We “believers in Orthodoxy” could have explained to Dr. Miller that, au contraire, assimilation doesn’t prevent Jew hatred; it breeds it. We Jews are meant to be a people apart, and when we try to forget who we are, Hashem allows others to help us remember.
There is much talk these days, for good reason, about what practical steps can be taken to deal with anti-Semitism. In the wake of countless vandalisms of Jewish sites and cemeteries, physical attacks on Jews in Europe and here in America, and vicious verbal ones on the internet, various means of addressing the idiocy of Jew hatred are being put forward.
They are not without merit. Even though Chazal have revealed the law of nature that “Esav hates Yaakov,” there are efforts that can be made to counter both anti-Semitic acts and anti-Semitism itself.

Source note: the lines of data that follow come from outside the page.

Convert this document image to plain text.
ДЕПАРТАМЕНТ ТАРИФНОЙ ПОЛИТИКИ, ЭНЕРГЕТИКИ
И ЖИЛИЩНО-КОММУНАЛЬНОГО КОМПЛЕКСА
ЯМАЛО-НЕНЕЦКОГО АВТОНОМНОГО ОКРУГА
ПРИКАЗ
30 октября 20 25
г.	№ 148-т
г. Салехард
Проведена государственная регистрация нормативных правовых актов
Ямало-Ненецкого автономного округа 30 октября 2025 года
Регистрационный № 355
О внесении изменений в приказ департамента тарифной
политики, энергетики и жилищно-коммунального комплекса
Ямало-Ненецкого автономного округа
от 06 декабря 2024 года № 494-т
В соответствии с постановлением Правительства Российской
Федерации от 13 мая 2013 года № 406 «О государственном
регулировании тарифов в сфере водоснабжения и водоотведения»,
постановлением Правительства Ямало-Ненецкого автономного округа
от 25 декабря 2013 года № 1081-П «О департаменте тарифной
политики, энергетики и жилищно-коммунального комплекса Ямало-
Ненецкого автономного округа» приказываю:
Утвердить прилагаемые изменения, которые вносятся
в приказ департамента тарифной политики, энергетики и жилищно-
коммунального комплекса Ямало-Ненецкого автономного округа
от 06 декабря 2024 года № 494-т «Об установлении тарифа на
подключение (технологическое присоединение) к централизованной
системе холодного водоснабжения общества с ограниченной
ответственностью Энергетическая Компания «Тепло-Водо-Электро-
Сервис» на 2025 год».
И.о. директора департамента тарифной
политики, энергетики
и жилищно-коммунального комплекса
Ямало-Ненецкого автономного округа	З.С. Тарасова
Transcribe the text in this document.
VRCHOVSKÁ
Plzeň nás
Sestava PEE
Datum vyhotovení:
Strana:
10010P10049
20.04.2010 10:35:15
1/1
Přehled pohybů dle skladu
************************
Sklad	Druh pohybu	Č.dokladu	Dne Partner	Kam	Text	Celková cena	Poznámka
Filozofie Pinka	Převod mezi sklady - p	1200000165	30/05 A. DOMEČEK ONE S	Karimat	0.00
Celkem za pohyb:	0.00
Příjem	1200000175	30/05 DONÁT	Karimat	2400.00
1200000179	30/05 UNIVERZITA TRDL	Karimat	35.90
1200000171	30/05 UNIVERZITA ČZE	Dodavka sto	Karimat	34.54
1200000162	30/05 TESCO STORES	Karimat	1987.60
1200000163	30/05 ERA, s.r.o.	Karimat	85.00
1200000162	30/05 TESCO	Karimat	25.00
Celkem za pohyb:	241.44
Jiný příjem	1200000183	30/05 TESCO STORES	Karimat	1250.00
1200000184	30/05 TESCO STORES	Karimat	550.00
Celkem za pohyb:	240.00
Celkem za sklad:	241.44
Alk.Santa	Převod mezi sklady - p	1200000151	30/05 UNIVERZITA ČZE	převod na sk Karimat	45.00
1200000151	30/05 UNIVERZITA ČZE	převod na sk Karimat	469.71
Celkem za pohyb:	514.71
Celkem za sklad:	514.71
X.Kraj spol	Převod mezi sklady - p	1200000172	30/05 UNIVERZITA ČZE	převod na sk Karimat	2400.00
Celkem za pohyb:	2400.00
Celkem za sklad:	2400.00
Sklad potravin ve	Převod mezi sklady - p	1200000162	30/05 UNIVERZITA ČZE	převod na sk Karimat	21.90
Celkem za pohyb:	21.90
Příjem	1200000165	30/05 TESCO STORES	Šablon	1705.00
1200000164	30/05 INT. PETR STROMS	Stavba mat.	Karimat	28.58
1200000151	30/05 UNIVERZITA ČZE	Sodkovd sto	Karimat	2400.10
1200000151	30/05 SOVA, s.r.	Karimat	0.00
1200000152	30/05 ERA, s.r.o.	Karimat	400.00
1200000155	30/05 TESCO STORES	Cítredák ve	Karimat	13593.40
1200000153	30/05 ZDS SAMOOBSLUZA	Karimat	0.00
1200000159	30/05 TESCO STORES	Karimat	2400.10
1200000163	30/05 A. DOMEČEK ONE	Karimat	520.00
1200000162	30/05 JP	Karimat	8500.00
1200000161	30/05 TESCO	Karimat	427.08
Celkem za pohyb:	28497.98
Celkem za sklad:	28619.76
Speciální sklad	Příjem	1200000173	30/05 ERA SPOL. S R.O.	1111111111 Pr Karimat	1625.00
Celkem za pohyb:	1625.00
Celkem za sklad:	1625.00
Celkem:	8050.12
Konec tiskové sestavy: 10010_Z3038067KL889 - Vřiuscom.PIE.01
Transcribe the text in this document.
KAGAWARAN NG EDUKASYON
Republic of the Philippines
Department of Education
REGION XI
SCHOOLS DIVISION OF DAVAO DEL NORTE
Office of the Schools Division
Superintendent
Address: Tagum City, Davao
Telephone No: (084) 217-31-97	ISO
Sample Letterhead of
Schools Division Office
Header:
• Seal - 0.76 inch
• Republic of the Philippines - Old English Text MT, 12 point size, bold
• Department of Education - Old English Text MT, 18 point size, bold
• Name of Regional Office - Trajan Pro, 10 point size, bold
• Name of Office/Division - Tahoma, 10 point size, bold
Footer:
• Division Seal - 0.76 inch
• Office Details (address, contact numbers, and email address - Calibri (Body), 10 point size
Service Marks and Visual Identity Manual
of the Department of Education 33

Advocacy for security funding and increased police patrols are examples of the former. And educational efforts in public schools, of the latter.
There are, of course, chassidei umos ha’olam, people with an appreciation of Klal Yisrael; and then there are the aforementioned heirs of Esav. But there are also many people in our current (we hope final) outpost of galus who have as yet unformed attitudes about Jews. And so, educational efforts can be worthy means of fostering sanity and knowledge in young minds.
Another area in which our hishtadlus can help influence open-minded people to reject haters’ libels and imaginings is “upping our game” in our interactions with others.
All of us “visibly Jewish” Jews are aware that eyes are always on us; hopefully, we take pains to not act in any way that might be seen as uncaring or rude. We avoid cutting others off in traffic or raising our voices in public. We try to project the true image of a Torah-faithful Jew: modest, courteous and civil.
Sometimes, though – through no fault of our own – even our entirely proper restraint and reticence are misconstrued. Not only by people looking for anything they can “interpret” negatively, but even by “pareve” citizens who lack any pre-existing animus for us. Being reserved can be misunderstood as being “stand-offish”; avoiding eye contact can be misinterpreted as condescension.
Many of us who move among non-Jews during our commutes, or who work in non-Jewish environments, have found that being “proactive” in interactions with others can yield much good will.
An obviously observant Jew who enters a building and holds the door open for anyone behind him has likely, with that almost effortless act, left an impression.
An unsolicited “Good morning” to a fellow elevator passenger does the same. We have here nothing less than the testimony of Rabbi Yochanan ben Zakkai, that no one ever beat him to a greeting, as he was always first to offer one, “even [to] a non-Jew in the marketplace” (Brachos 17a).
Eye contact, when appropriate, is a statement of respect. And its lack, fairly or not, may be taken as the opposite. And a smile should be part of our faces too. Shammai tells us as much: “Receive every person with a pleasant countenance” (Avos 1:15).
Not long ago, a middle-aged African-American woman was waiting, as was I, for a bus that didn’t come. I phoned my wife to ask if she was free to pick me up at the bus stop, and she was. When she arrived, I offered the other would-be bus passenger a ride to her destination, a public housing project. Surprised but overjoyed, she accepted, and we took her home.
A few weeks later, waiting (I do a lot of waiting) for a ferry, I heard a loud, happy “Hi, Rabbi!” from behind me. It was she. And with her were her adult son and several grandchildren in tow. I returned her greeting (with a smile) and said hello to her family members.
End of unremarkable story. But it made me think about how the lady must have described my wife and me to her progeny. And how it might have influenced their picture of “Jews.”
Just as important – perhaps more so – than increasing security measures, police presence and educational programs is strengthening our efforts to show others who we really are.